This course will offer to the students the defense and offense techniques of software security. The expected outcome of the course is a good understanding of software security knowledge, so that the students will be able to identify potential software security issues and defend against them.
The course will cover the following topics:
- Fundamental Reverse Engineering and Binary Analysis
- Vulnerability Analysis
- Ethical Hacking
- Vulnerability Mitigation and Defense
- Software Testing
- State-of-the-art Vulnerability Discovery Techniques
This course does not have a textbook
How this course works
This course is a hybrid course with self learning and in-class teaching.
Self Learning: We will post self-learning materials (videos + slides) each week, and the students need to learn the materials before the next online class.
In-class Teaching: We will work on a lab task together. Students need to follow the steps and solve a challenge during the class. The progress that students made during or shortly after the class will be counted as in-class milestone points.
This course expect the students know the following techniques in prior:
- Operate Linux OS with bash commands
- Write programs in Python and bash
- Understand C programs
- Understand x86/x86-64 assembly
We will go over most of the prerequisites in the second week of the class. If you come across significant difficulties in the second week’s lecture, you would want to consider to not to take this course.
We will use Discord for discussions outside of class. Rather than emailing general questions to a professor or TA, we encourage you to ask your questions through CSE545 Discord, so everyone can benefit from the answer and any discussions around it. Leveraging the skills from How to Ask Questions the Smart Way will increase the chances of getting your question answered fast.
The total points are allocated as follows:
- 85% Assignments
- 15% Final CTF
- 10% In-class milestone points
We will have 3-7 assignments in this course.
We translate a percentage into a letter grade as follows:
- 100 and above: A+
- 93 – 99.9: A
- 90 - 92.9: A-
- 86 – 89.9: B+
- 83 – 85.9: B
- 80 – 82.9: B-
- 74 – 79.9: C+
- 70 – 73.9: C
- 60 – 69.9: D
- 59.5 and below: F
We may adjust the letter grade based on the score distribution.
Per ASU Policy: Y grades will satisfy C minimum requirements. However, grad students still need B grades in the following:
- Deficiency courses
- Core/Area courses
- Portfolio courses (except RAS-AI students)
- Culminating experience courses
If you want to request a Y grade, please contact the instructor.
Ethics, and Cheating
The course staff will treat all students ethically and fairly. We, in turn, expect the same from all students.
Any lapse in ethical behavior will immediately result in −1,000,000 points, as well as be immediately reported to the appropriate university disciplinary unit. Really. No matter what. The course staff looks at students who cheat or plagiarize as far beneath someone who fails the course.
This course will follow ASU’s Academic Integrity Policy. Note that the policy gives several examples of what constitutes cheating and plagiarism. If you have any questions, you should contact the instructors.

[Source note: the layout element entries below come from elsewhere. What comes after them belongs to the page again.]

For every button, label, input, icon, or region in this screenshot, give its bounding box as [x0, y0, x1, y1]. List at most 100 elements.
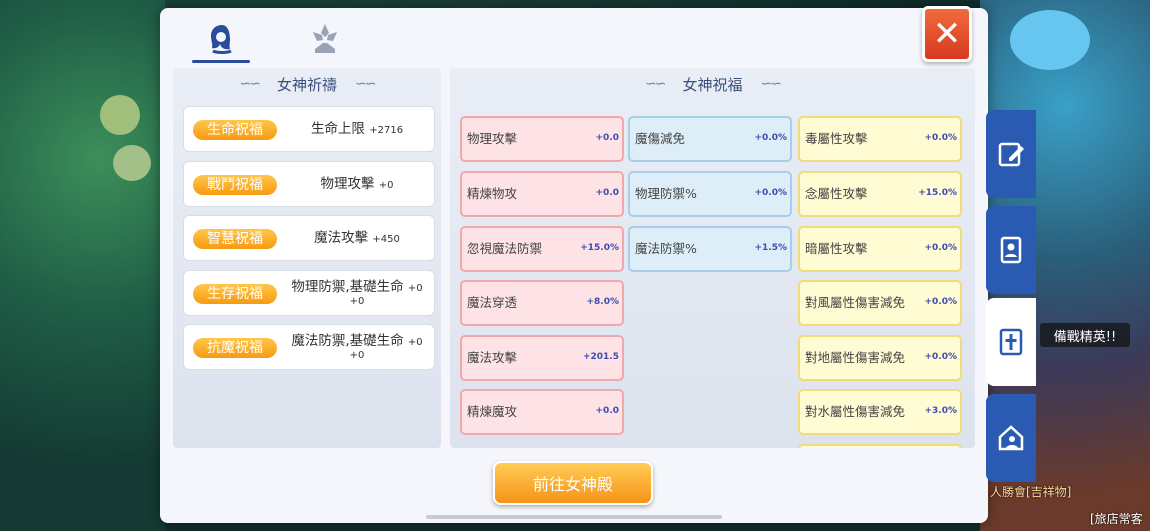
chat-text: [旅店常客 [1090, 512, 1143, 526]
blessing-cell: 忽視魔法防禦 +15.0% [460, 226, 624, 272]
blessing-value: +0.0% [754, 188, 787, 198]
blessing-cell: 對地屬性傷害減免 +0.0% [798, 335, 962, 381]
tab-crystal[interactable] [295, 16, 355, 62]
stat-label: 物理防禦,基礎生命 [291, 278, 404, 295]
contact-book-icon [1000, 236, 1022, 264]
prayer-badge: 戰鬥祝福 [193, 174, 277, 195]
blessing-value: +0.0% [924, 243, 957, 253]
active-tab-indicator [192, 60, 250, 63]
stat-value: +0 [378, 179, 394, 191]
ornament-icon: ∽∽ [645, 76, 667, 92]
blessing-value: +0.0% [754, 133, 787, 143]
blessing-label: 精煉物攻 [467, 185, 518, 201]
ornament-icon: ∽∽ [760, 76, 783, 92]
goddess-blessing-panel: ∽∽ 女神祝福 ∽∽ 物理攻擊 +0.0 精煉物攻 +0.0 忽視魔法防禦 +15.0… [450, 68, 975, 448]
side-tab-blessing[interactable] [986, 298, 1036, 386]
crystal-emblem-icon [313, 24, 337, 53]
prayer-row: 生命祝福 生命上限 +2716 [183, 106, 435, 152]
close-icon: ✕ [932, 14, 962, 54]
stat-value: +2716 [369, 125, 404, 137]
blessing-cell: 物理攻擊 +0.0 [460, 116, 624, 162]
creature-sprite [113, 145, 151, 181]
blessing-label: 對風屬性傷害減免 [805, 294, 906, 310]
stat-value: +450 [372, 234, 400, 246]
blessing-value: +0.0 [595, 133, 619, 143]
prayer-list: 生命祝福 生命上限 +2716 戰鬥祝福 物理攻擊 +0 智慧祝福 魔法攻擊 +… [183, 106, 435, 379]
blessing-cell: 對水屬性傷害減免 +3.0% [798, 389, 962, 435]
blessing-label: 暗屬性攻擊 [805, 240, 868, 256]
prayer-row: 智慧祝福 魔法攻擊 +450 [183, 215, 435, 261]
blessing-value: +201.5 [582, 352, 619, 362]
blessing-cell: 暗屬性攻擊 +0.0% [798, 226, 962, 272]
prayer-badge: 生命祝福 [193, 120, 277, 140]
blessing-value: +1.5% [754, 243, 787, 253]
blessing-value: +15.0% [918, 188, 957, 198]
blessing-cell: 精煉物攻 +0.0 [460, 171, 624, 217]
blessing-value: +0.0% [924, 133, 957, 143]
blessing-value: +0.0 [595, 188, 619, 198]
stat-label: 生命上限 [310, 121, 365, 138]
side-tab-guild[interactable] [986, 394, 1036, 482]
blessing-panel-title: 女神祝福 [682, 75, 743, 94]
scrollbar[interactable] [426, 515, 722, 519]
event-banner: 備戰精英!! [1040, 323, 1130, 347]
edit-icon [998, 142, 1024, 167]
blessing-label: 忽視魔法防禦 [467, 240, 543, 256]
blessing-value: +8.0% [586, 297, 619, 307]
stat-value-secondary: +0 [349, 295, 365, 307]
prayer-badge: 智慧祝福 [193, 229, 277, 249]
blessing-label: 魔傷減免 [635, 130, 686, 146]
blessing-label: 毒屬性攻擊 [805, 130, 868, 146]
close-button[interactable]: ✕ [922, 6, 972, 62]
blessing-label: 對水屬性傷害減免 [805, 403, 906, 419]
chat-text: 人勝會[吉祥物] [990, 485, 1072, 499]
blessing-cell: 對風屬性傷害減免 +0.0% [798, 280, 962, 326]
blessing-cell: 魔法穿透 +8.0% [460, 280, 624, 326]
stat-label: 魔法防禦,基礎生命 [291, 333, 404, 350]
prayer-stat: 物理攻擊 +0 [282, 162, 432, 208]
stat-label: 魔法攻擊 [314, 230, 369, 247]
blessing-value: +0.0% [924, 352, 957, 362]
blessing-cell-partial [798, 444, 962, 448]
mushroom-sprite [1010, 10, 1090, 70]
stat-label: 物理攻擊 [320, 175, 375, 192]
prayer-badge: 生存祝福 [193, 283, 277, 304]
blessing-label: 魔法防禦% [635, 240, 697, 256]
blessing-cell: 物理防禦% +0.0% [628, 171, 792, 217]
blessing-panel-header: ∽∽ 女神祝福 ∽∽ [450, 72, 975, 96]
blessing-cell: 毒屬性攻擊 +0.0% [798, 116, 962, 162]
tab-goddess[interactable] [192, 16, 252, 62]
blessing-label: 物理防禦% [635, 185, 697, 201]
stat-value: +0 [407, 337, 423, 349]
side-tab-contacts[interactable] [986, 206, 1036, 294]
blessing-value: +15.0% [580, 243, 619, 253]
blessing-label: 魔法穿透 [467, 294, 518, 310]
goddess-portrait-icon [211, 25, 232, 54]
prayer-stat: 生命上限 +2716 [282, 107, 432, 153]
blessing-label: 魔法攻擊 [467, 349, 518, 365]
prayer-panel-header: ∽∽ 女神祈禱 ∽∽ [173, 72, 441, 96]
side-tab-edit[interactable] [986, 110, 1036, 198]
stat-value: +0 [407, 282, 423, 294]
blessing-label: 對地屬性傷害減免 [805, 349, 906, 365]
prayer-panel-title: 女神祈禱 [276, 75, 337, 94]
prayer-stat: 物理防禦,基礎生命 +0 +0 [282, 271, 432, 317]
guild-house-icon [998, 425, 1024, 451]
prayer-row: 生存祝福 物理防禦,基礎生命 +0 +0 [183, 269, 435, 317]
blessing-value: +0.0 [595, 406, 619, 416]
game-scene-left [0, 0, 165, 531]
blessing-cell: 魔法攻擊 +201.5 [460, 335, 624, 381]
stat-value-secondary: +0 [349, 350, 365, 361]
modal-tab-bar: ✕ [160, 6, 988, 68]
go-to-goddess-temple-button[interactable]: 前往女神殿 [493, 461, 653, 505]
blessing-value: +3.0% [924, 406, 957, 416]
ornament-icon: ∽∽ [355, 76, 377, 92]
ornament-icon: ∽∽ [239, 76, 262, 92]
blessing-cell: 念屬性攻擊 +15.0% [798, 171, 962, 217]
blessing-value: +0.0% [924, 297, 957, 307]
prayer-stat: 魔法防禦,基礎生命 +0 +0 [282, 325, 432, 371]
prayer-row: 抗魔祝福 魔法防禦,基礎生命 +0 +0 [183, 324, 435, 370]
blessing-label: 精煉魔攻 [467, 403, 518, 419]
prayer-row: 戰鬥祝福 物理攻擊 +0 [183, 160, 435, 208]
cross-book-icon [999, 328, 1023, 356]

Students should behave ethically. This means obeying the law, but that is not enough. Behaving ethically means you avoid activities that do harm or may do harm to people, the environment, or other computers. In short, don’t be a nuisance.
Note just because you can do something (or you read about others doing it) does not make it OK. For example, scanning a network may not be illegal (I am not a lawyer, so I shy away from definitive statements). However, scanning can crash computers. For example, we know of several very popular commodity-grade IP cameras that crash when you scan them. Sure, the camera software is buggy. But is there any reason for you, not being a professional, to crash a camera monitoring a baby? Launching exploits, “testing” the security of a system without explicit permission from all necessary parties, and so on are all unethical for the purpose of this course.
Collaboration. Students are encouraged to talk to each other, to the course staff, or to anyone else about any of the assignments. Assistance should be limited to discussion of the problem and sketching general approaches to a solution. Each student must turn in his or her own solution, derived from his or her own thoughts. Course staff may verify a student did the prescribed work by asking for a verbal explanation, and failure to correctly re-explain a submitted solution is considered a strong indication of cheating.
Take care of yourself. Do your best to maintain a healthy lifestyle this semester by eating well, exercising, avoiding drugs and alcohol, getting enough sleep and taking some time to relax. This will help you achieve your goals and cope with stress.
All of us benefit from support during times of struggle. You are not alone. There are many helpful resources available on campus and an important part of the college experience is learning how to ask for help. Asking for support sooner rather than later is often helpful.
If you or anyone you know experiences any academic stress, difficult life events, or feelings like anxiety or depression, we strongly encourage you to seek support. ASU Counseling Services offers help 24/7. Consider reaching out to a friend, faculty or family member you trust for help getting connected to the support that can help.
If you have questions about this or your coursework, please let us know.